Re: Temporary objects, l-values.

From:

=?UTF-8?B?RXJpayBXaWtzdHLDtm0=?= <Erik-wikstrom@telia.com>

Newsgroups:

comp.lang.c++

Date:

Tue, 19 Feb 2008 18:21:53 GMT

Message-ID:

<57Fuj.3938$R_4.2872@newsb.telia.net>

On 2008-02-19 11:36, jason.cipriani@gmail.com wrote:

If you can call the assignment operator on a temporary, why are you
not allowed to bind temporaries to non-const reference parameters? I
mean, code like this *seems* entirely reasonable to me:

void function (A &a) {
// do some stuff to a here
}

void function2 (void) {
function(A());
}

Why is that illegal? You create a new A(), pass a reference to it to
function (so it's not copied when you call function(), it's created
before the actual call is made), it's valid inside function(), you
can do stuff to it, function() returns, statement ends, A() is
destroyed. It doesn't seem dangerous, unpredictable, indeterminant,
or anything. Do you know why you aren't allowed to do that, then
(mostly for my own curiosity, I don't actually have a program that I
"need" to do something like that in)?

And since temporaries are not necessarily const, why can they (even
the non-const ones) only be bound to const references?

While it would work to allow to bind (non-const) references to temporary
objects in the above code it would not work in many other situations
that would also be allowed.
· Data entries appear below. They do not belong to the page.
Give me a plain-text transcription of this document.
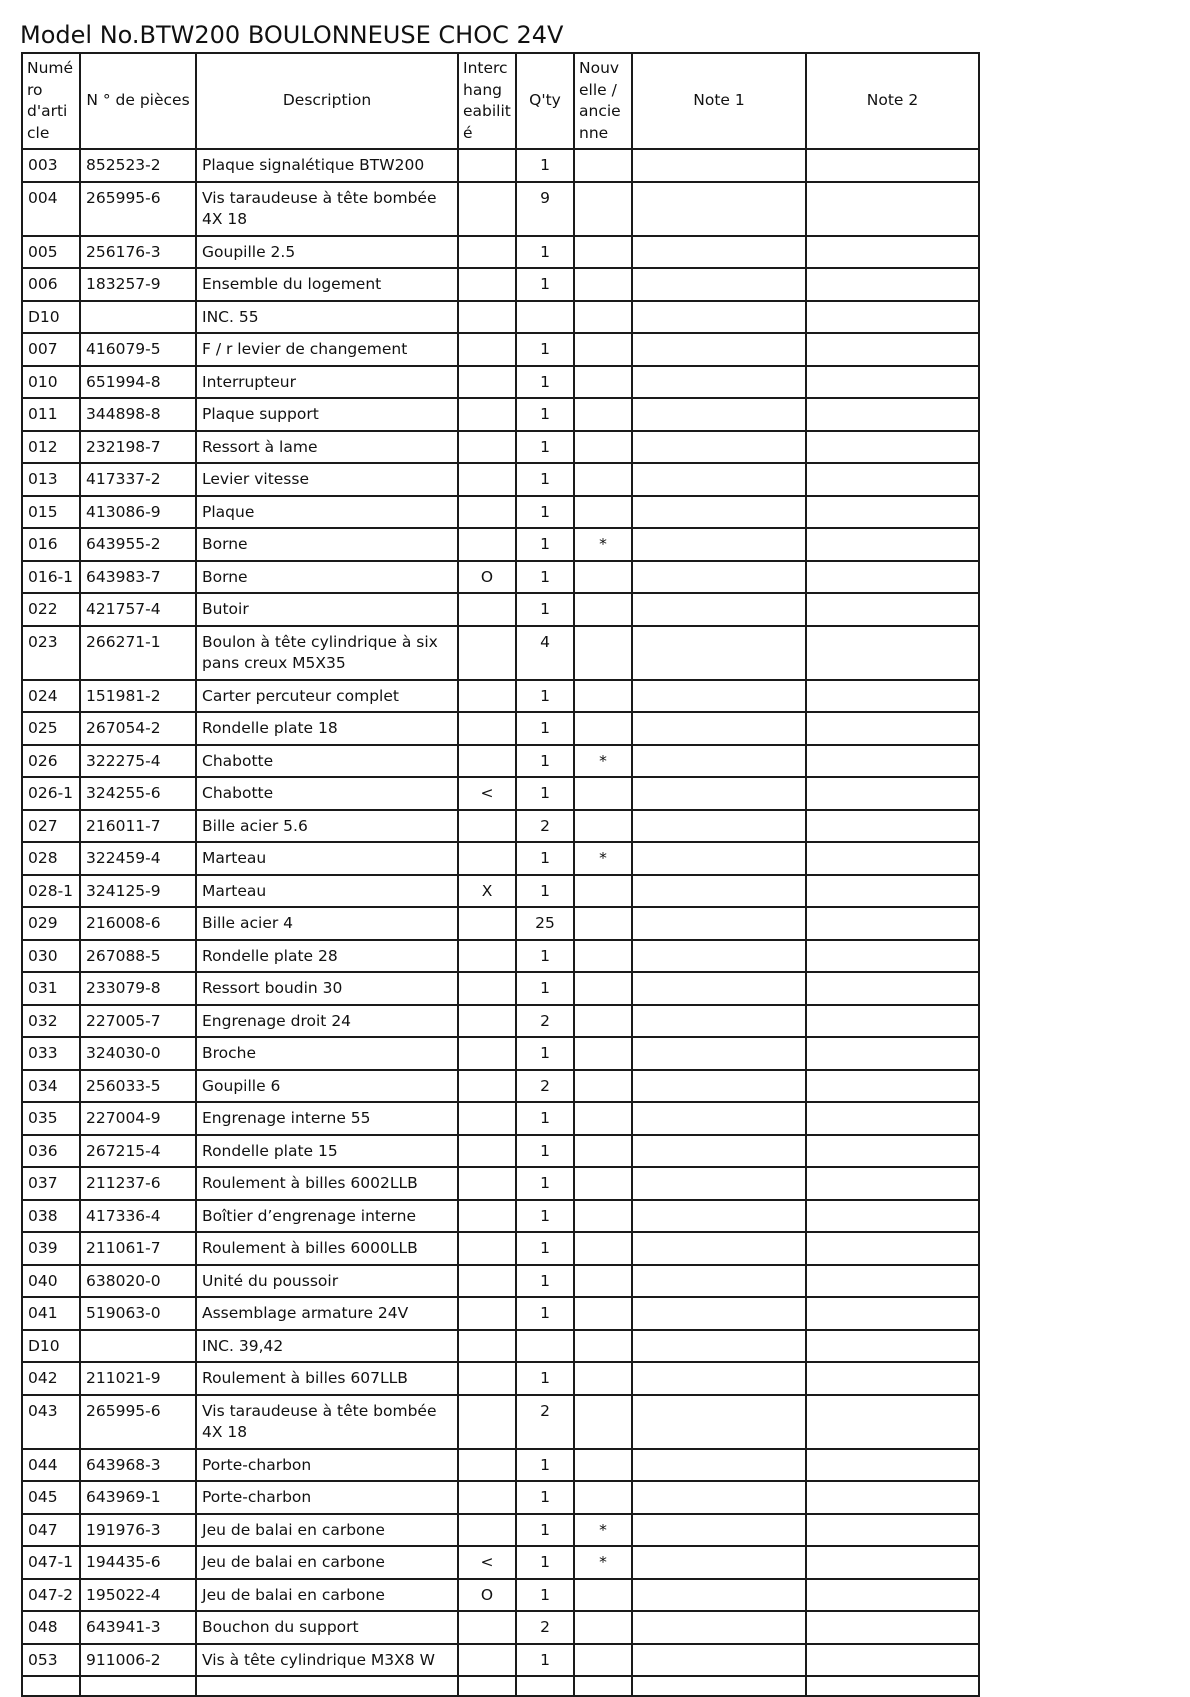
Model No.BTW200 BOULONNEUSE CHOC 24V
Numéro d'article	N ° de pièces	Description	Interchangeabilité	Q'ty	Nouvelle / ancienne	Note 1	Note 2
003	852523-2	Plaque signalétique BTW200		1			
004	265995-6	Vis taraudeuse à tête bombée 4X 18		9			
005	256176-3	Goupille 2.5		1			
006	183257-9	Ensemble du logement		1			
D10		INC. 55					
007	416079-5	F / r levier de changement		1			
010	651994-8	Interrupteur		1			
011	344898-8	Plaque support		1			
012	232198-7	Ressort à lame		1			
013	417337-2	Levier vitesse		1			
015	413086-9	Plaque		1			
016	643955-2	Borne		1	*		
016-1	643983-7	Borne	O	1			
022	421757-4	Butoir		1			
023	266271-1	Boulon à tête cylindrique à six pans creux M5X35		4			
024	151981-2	Carter percuteur complet		1			
025	267054-2	Rondelle plate 18		1			
026	322275-4	Chabotte		1	*		
026-1	324255-6	Chabotte	<	1			
027	216011-7	Bille acier 5.6		2			
028	322459-4	Marteau		1	*		
028-1	324125-9	Marteau	X	1			
029	216008-6	Bille acier 4		25			
030	267088-5	Rondelle plate 28		1			
031	233079-8	Ressort boudin 30		1			
032	227005-7	Engrenage droit 24		2			
033	324030-0	Broche		1			
034	256033-5	Goupille 6		2			
035	227004-9	Engrenage interne 55		1			
036	267215-4	Rondelle plate 15		1			
037	211237-6	Roulement à billes 6002LLB		1			
038	417336-4	Boîtier d’engrenage interne		1			
039	211061-7	Roulement à billes 6000LLB		1			
040	638020-0	Unité du poussoir		1			
041	519063-0	Assemblage armature 24V		1			
D10		INC. 39,42					
042	211021-9	Roulement à billes 607LLB		1			
043	265995-6	Vis taraudeuse à tête bombée 4X 18		2			
044	643968-3	Porte-charbon		1			
045	643969-1	Porte-charbon		1			
047	191976-3	Jeu de balai en carbone		1	*		
047-1	194435-6	Jeu de balai en carbone	<	1	*		
047-2	195022-4	Jeu de balai en carbone	O	1			
048	643941-3	Bouchon du support		2			
053	911006-2	Vis à tête cylindrique M3X8 W		1			
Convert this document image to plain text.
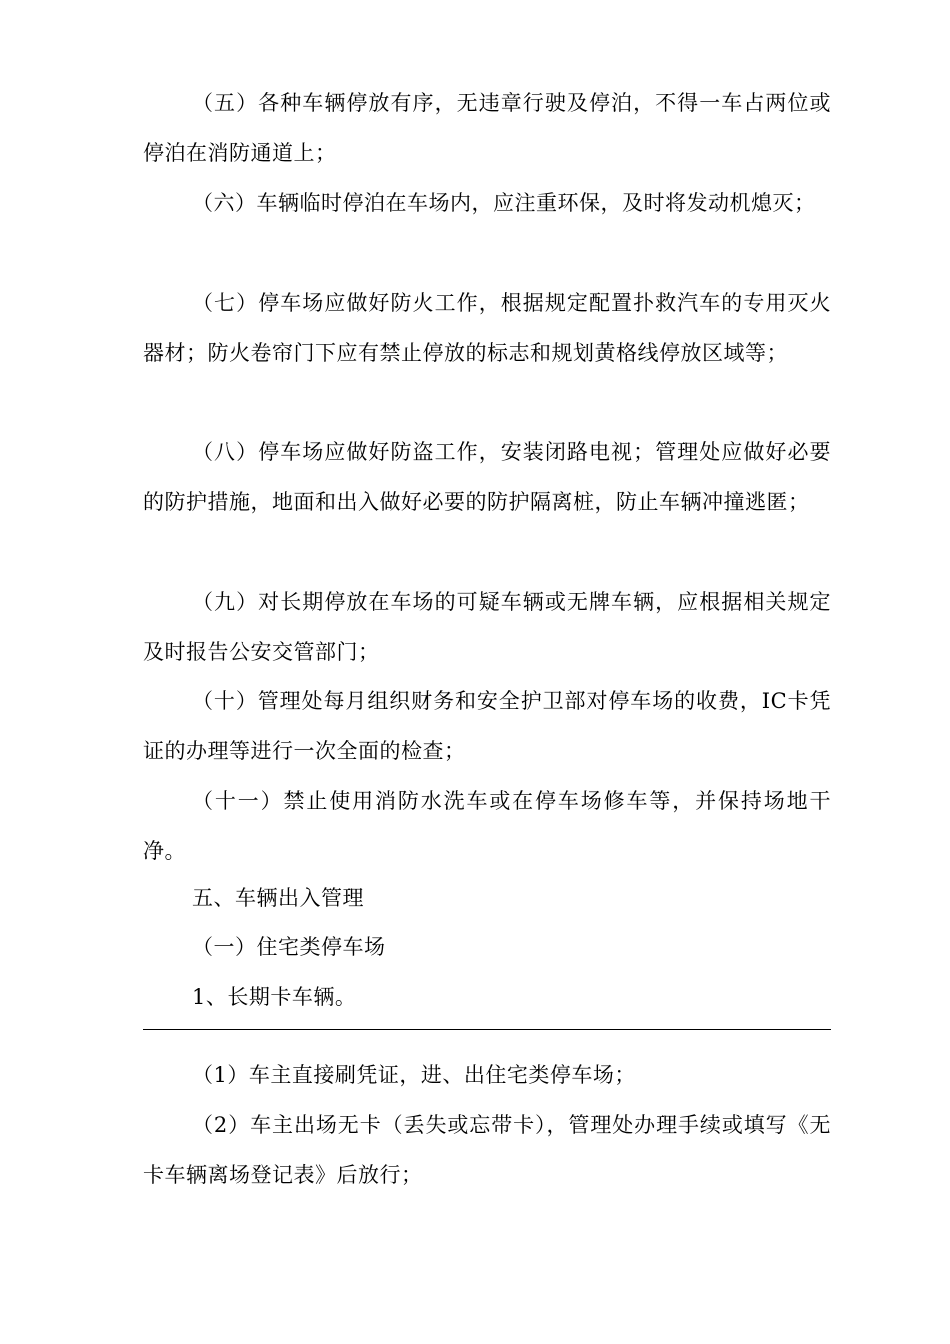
（五）各种车辆停放有序，无违章行驶及停泊，不得一车占两位或停泊在消防通道上；

（六）车辆临时停泊在车场内，应注重环保，及时将发动机熄灭；

（七）停车场应做好防火工作，根据规定配置扑救汽车的专用灭火器材；防火卷帘门下应有禁止停放的标志和规划黄格线停放区域等；

（八）停车场应做好防盗工作，安装闭路电视；管理处应做好必要的防护措施，地面和出入做好必要的防护隔离桩，防止车辆冲撞逃匿；

（九）对长期停放在车场的可疑车辆或无牌车辆，应根据相关规定及时报告公安交管部门；

（十）管理处每月组织财务和安全护卫部对停车场的收费，IC卡凭证的办理等进行一次全面的检查；

（十一）禁止使用消防水洗车或在停车场修车等，并保持场地干净。

五、车辆出入管理

（一）住宅类停车场

1、长期卡车辆。

（1）车主直接刷凭证，进、出住宅类停车场；

（2）车主出场无卡（丢失或忘带卡），管理处办理手续或填写《无卡车辆离场登记表》后放行；
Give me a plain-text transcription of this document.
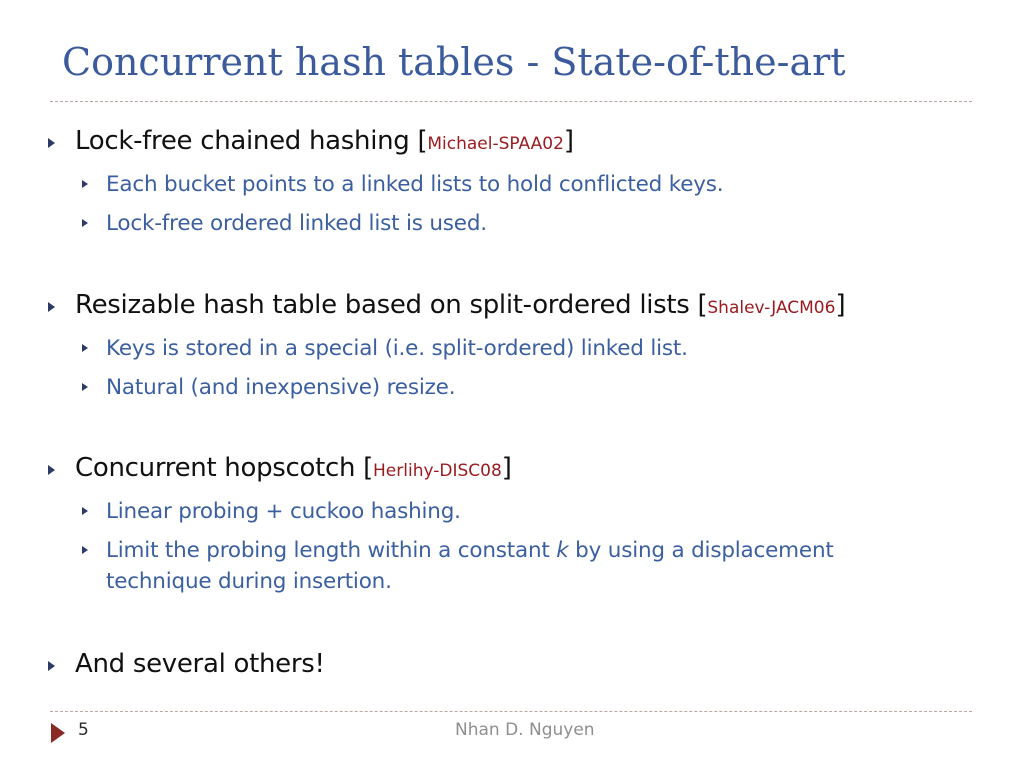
Concurrent hash tables - State-of-the-art
Lock-free chained hashing [Michael-SPAA02]
Each bucket points to a linked lists to hold conflicted keys.
Lock-free ordered linked list is used.
Resizable hash table based on split-ordered lists [Shalev-JACM06]
Keys is stored in a special (i.e. split-ordered) linked list.
Natural (and inexpensive) resize.
Concurrent hopscotch [Herlihy-DISC08]
Linear probing + cuckoo hashing.
Limit the probing length within a constant k by using a displacement
technique during insertion.
And several others!
5	Nhan D. Nguyen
Consider the following:

  class Foo {
    int i;
  public:
    void print() {
      std::cout << i << std::endl;
    }
  };

  void bar() {
    Foo& f = Foo();
    f.print();
  }

In this example f is referring to a non-existing object when pring() is
called (it is a so called dangling reference). Binding temporaries to
const references is a special rule in C++, what happens is that the life
of the temporary object is extended to be as long as the life of the
reference it is bound to.

--
Erik Wikstr??m